The collective unconscious is a universal version of the personal unconscious, holding mental patterns, or
memory traces, which are common to all of us (Jung, 1928). These ancestral memories, which Jung called
archetypes, are represented by universal themes that reflect common experiences of people the world over,
such as facing death, becoming independent, and striving for mastery. Jung (1964) believed that each person is
handed down themes and symbols—such as the hero, the maiden, the sage, and the trickster—that are present
in the folklore and fairy tales of every culture. Jung parted ways with Freud’s belief that personality is
determined solely by past events and anticipated the humanistic movement with its emphasis on self-
actualization and orientation toward the future.

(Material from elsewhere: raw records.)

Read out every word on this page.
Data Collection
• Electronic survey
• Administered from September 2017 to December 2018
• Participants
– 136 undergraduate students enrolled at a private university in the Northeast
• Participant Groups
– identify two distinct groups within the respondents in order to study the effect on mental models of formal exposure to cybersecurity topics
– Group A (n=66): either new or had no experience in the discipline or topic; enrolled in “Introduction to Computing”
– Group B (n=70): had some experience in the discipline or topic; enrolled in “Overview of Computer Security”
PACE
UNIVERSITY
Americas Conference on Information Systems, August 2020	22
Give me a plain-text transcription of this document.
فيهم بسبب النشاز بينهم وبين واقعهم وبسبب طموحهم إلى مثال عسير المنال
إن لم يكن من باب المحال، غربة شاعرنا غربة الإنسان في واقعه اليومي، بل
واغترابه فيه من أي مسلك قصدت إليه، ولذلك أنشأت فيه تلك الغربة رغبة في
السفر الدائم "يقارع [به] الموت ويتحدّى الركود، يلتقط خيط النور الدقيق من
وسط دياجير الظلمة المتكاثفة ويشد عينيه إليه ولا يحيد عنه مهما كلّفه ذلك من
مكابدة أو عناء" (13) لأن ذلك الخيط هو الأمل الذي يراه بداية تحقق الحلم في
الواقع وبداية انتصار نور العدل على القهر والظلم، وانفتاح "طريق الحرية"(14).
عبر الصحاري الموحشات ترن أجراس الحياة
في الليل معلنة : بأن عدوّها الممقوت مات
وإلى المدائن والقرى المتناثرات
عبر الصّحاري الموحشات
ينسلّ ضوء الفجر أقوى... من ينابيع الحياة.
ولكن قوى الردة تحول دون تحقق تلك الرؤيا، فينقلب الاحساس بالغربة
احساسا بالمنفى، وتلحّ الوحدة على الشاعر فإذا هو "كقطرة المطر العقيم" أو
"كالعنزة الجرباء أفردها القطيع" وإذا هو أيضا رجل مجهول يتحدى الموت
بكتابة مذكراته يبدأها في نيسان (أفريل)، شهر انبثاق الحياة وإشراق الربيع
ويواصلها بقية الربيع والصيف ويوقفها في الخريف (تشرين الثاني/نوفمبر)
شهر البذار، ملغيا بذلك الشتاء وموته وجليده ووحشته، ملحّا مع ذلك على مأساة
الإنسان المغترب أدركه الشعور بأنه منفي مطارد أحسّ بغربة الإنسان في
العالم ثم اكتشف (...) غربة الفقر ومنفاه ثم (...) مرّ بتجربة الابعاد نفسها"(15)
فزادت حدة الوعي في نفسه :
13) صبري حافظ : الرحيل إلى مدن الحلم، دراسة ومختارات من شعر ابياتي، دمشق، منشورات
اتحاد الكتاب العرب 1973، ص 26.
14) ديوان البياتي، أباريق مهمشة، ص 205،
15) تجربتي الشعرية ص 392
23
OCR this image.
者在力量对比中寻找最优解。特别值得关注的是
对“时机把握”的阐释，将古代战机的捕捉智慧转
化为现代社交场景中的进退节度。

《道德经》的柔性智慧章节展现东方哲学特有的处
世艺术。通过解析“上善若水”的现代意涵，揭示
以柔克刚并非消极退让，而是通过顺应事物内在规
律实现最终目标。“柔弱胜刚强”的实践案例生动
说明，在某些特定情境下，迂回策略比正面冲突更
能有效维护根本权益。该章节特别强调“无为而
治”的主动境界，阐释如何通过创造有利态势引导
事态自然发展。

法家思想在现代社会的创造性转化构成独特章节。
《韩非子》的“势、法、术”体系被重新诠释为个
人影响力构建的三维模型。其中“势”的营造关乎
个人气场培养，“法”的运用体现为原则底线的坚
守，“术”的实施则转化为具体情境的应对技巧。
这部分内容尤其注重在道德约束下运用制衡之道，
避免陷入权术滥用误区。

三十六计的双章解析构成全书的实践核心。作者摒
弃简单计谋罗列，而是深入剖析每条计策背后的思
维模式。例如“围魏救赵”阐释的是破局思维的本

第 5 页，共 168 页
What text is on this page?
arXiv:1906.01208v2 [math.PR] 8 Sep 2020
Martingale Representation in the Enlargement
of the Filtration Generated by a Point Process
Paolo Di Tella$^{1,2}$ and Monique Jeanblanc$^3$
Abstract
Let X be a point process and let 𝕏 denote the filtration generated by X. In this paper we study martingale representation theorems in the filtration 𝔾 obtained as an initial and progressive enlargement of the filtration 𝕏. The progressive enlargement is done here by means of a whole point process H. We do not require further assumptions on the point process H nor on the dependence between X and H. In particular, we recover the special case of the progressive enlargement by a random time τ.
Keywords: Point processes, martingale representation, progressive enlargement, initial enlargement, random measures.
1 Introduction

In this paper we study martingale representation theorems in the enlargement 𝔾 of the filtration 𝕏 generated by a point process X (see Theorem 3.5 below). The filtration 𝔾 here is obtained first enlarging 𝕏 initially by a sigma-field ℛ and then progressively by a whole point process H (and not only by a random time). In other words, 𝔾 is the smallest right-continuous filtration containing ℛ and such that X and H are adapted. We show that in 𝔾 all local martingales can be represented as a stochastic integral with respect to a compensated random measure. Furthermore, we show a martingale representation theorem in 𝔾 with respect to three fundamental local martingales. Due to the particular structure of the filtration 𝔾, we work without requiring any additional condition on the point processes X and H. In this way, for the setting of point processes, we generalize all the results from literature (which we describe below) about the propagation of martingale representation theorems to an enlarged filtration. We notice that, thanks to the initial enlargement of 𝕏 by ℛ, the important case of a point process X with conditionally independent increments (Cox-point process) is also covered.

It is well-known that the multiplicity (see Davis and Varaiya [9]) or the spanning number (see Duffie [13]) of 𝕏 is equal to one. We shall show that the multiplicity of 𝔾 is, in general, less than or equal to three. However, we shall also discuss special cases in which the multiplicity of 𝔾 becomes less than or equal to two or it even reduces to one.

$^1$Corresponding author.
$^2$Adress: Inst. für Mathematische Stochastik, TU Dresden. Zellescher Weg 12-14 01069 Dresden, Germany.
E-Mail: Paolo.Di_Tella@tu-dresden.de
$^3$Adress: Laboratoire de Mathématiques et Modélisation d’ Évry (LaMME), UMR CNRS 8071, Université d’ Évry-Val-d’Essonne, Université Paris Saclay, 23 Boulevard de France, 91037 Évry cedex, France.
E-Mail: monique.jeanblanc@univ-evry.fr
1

Jung also proposed two attitudes or approaches toward life: extroversion and introversion (Jung, 1923). If you
are an extrovert, then you are a person who is energized by being outgoing and socially oriented: You derive
your energy from being around others. If you are an introvert, then you are a person who may be quiet and
reserved, or you may be social, but your energy is derived from your inner psychic activity. Jung believed a
balance between extroversion and introversion best served the goal of self-realization.
Another concept proposed by Jung was the persona, which he referred to as a mask that we adopt. Jung
believed the persona is a compromise between who we really are (our true self) and what society expects us to
be. We hide those parts of ourselves that are not aligned with society’s expectations.
Karen Horney
Karen Horney was one of the first women trained as a Freudian psychoanalyst. Like Jung, Horney believed that
each individual has the potential for self-realization and that the goal of psychoanalysis should be moving
toward a healthy self rather than exploring early childhood patterns of dysfunction. Horney also disagreed with
the Freudian idea that girls have penis envy and are jealous of male biological features. According to Horney,
any jealousy is most likely culturally based, due to the greater privileges that males often have, meaning that the
differences between men’s and women’s personalities are culturally based, not biologically based. She further
suggested that men have womb envy, because they cannot give birth.